The widow’s penny

There’s a story in the Bible where Jesus points out that the penny given by a poor widow is worth more than the much higher gifts of the wealthy. She, after all, gave richly out of the little that she had, whereas the others gave little from the riches they had.

Sometimes I wonder if it would help if we saw ministry that way: that we wouldn’t compare the pennies against the great riches. We wouldn’t compare the amazing results of some ministries with what might seem like disappointing results from our own ministries.

In watching the Campus Edge group, the first thing I see is that they’ve been doing well. Yet, the numbers are down from last year, the vision is not entirely clear to everyone, the community isn’t quite as good as it used to be. So how can I say it’s been doing well?

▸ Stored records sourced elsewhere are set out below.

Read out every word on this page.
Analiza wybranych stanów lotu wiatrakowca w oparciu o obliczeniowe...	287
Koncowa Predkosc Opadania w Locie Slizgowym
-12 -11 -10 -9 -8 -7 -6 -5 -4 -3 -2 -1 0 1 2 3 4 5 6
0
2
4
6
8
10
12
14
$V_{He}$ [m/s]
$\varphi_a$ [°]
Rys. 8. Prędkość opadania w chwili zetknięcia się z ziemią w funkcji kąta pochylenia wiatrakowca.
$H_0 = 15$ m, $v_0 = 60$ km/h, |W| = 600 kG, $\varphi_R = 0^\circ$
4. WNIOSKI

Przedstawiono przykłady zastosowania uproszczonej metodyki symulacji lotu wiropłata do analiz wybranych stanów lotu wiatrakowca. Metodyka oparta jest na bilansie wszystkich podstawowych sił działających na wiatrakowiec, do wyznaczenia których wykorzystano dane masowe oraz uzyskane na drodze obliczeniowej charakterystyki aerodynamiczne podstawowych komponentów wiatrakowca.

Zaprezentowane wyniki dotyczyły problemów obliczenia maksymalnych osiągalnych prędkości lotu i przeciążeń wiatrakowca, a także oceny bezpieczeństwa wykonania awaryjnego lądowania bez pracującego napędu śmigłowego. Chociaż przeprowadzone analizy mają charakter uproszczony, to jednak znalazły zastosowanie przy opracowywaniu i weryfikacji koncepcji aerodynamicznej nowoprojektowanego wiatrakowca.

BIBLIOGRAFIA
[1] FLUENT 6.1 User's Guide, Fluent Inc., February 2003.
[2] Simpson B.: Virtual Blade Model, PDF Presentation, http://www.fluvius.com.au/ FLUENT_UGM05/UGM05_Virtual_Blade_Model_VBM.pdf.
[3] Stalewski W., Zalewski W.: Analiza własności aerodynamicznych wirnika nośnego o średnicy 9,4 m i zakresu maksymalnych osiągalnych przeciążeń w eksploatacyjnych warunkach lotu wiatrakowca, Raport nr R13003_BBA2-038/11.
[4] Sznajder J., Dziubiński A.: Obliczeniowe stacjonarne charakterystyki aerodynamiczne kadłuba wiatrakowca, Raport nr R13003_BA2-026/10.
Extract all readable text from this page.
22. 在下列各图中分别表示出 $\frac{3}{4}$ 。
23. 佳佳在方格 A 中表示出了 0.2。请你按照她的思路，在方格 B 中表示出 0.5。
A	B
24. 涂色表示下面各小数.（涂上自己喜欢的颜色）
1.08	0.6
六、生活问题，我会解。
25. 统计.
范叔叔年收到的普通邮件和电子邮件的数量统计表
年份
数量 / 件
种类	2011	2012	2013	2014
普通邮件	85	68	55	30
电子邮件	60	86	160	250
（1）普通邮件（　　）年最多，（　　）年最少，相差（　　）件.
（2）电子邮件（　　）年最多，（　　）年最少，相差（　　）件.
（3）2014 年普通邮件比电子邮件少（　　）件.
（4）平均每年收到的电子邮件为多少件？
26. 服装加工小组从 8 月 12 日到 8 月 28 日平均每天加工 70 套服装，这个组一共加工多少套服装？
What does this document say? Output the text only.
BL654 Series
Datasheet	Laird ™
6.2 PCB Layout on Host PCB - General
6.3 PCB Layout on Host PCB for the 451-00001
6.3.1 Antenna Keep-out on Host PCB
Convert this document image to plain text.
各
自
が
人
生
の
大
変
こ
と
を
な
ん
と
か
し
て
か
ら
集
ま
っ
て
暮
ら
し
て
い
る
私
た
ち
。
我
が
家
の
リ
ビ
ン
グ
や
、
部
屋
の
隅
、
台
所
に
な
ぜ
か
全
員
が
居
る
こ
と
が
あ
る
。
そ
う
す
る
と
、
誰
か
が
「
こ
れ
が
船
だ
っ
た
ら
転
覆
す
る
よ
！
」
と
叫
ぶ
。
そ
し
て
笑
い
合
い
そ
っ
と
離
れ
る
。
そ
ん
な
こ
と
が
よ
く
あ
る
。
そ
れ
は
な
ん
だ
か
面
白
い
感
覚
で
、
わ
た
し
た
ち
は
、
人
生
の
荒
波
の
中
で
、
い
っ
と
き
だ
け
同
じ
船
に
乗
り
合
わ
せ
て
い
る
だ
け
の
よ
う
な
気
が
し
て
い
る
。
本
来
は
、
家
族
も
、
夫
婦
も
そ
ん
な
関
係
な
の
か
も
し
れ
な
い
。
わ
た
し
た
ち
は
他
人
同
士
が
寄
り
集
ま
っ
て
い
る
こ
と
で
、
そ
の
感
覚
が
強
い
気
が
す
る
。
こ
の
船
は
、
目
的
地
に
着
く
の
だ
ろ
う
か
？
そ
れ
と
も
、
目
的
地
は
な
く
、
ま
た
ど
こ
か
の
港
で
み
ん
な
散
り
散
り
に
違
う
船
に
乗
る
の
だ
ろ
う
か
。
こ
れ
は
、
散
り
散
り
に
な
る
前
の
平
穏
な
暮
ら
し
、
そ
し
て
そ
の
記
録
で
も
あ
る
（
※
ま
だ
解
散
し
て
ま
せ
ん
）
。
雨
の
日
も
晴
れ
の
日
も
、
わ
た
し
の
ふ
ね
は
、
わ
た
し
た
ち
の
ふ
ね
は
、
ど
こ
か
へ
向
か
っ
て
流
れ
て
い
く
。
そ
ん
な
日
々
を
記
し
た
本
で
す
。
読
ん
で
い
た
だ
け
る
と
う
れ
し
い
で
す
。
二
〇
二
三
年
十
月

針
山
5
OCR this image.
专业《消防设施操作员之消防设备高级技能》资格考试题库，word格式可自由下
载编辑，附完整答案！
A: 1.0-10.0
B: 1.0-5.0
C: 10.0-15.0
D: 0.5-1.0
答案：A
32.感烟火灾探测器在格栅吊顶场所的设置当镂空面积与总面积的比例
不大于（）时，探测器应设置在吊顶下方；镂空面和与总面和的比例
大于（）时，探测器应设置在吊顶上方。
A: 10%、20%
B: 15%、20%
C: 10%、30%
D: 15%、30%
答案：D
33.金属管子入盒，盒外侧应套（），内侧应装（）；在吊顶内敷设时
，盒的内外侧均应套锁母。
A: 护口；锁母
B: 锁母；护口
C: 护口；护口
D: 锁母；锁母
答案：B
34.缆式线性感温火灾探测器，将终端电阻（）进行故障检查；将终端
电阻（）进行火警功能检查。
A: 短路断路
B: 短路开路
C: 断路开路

Because they’ve been surviving without a campus pastor, one of the most contact factors in a fairly transient population and whose familiar face and name helps a lot with making contacts. A campus pastor is certainly not everything (as I’m thankfully learning!) but he/she does have a huge influence on the nature and functioning of the group.

In the absence of such pastor, I have seen that folks in the Campus Edge group have stepped up, led Bible studies, organised events, invited friends, dreamt and wondered about what kind of pastor fit who they now were and were becoming, went through the search process (and took on the daunting task of calling an “alien”), and have tried hard to keep this ministry going well even though many of those involved work crazy long weeks and dwell amidst all the stresses of grad school.

On top of that, the group has been very welcoming. I see how they care about each other. I see that people are interested in wondering about how the ministry can be even better (although a bit less work would also be nice, I imagine). In all these things (and I expect to see even more!), I see riches. Perhaps some might see this past semester and a half as being more pennies than great riches, but then I would argue that sometimes pennies count more.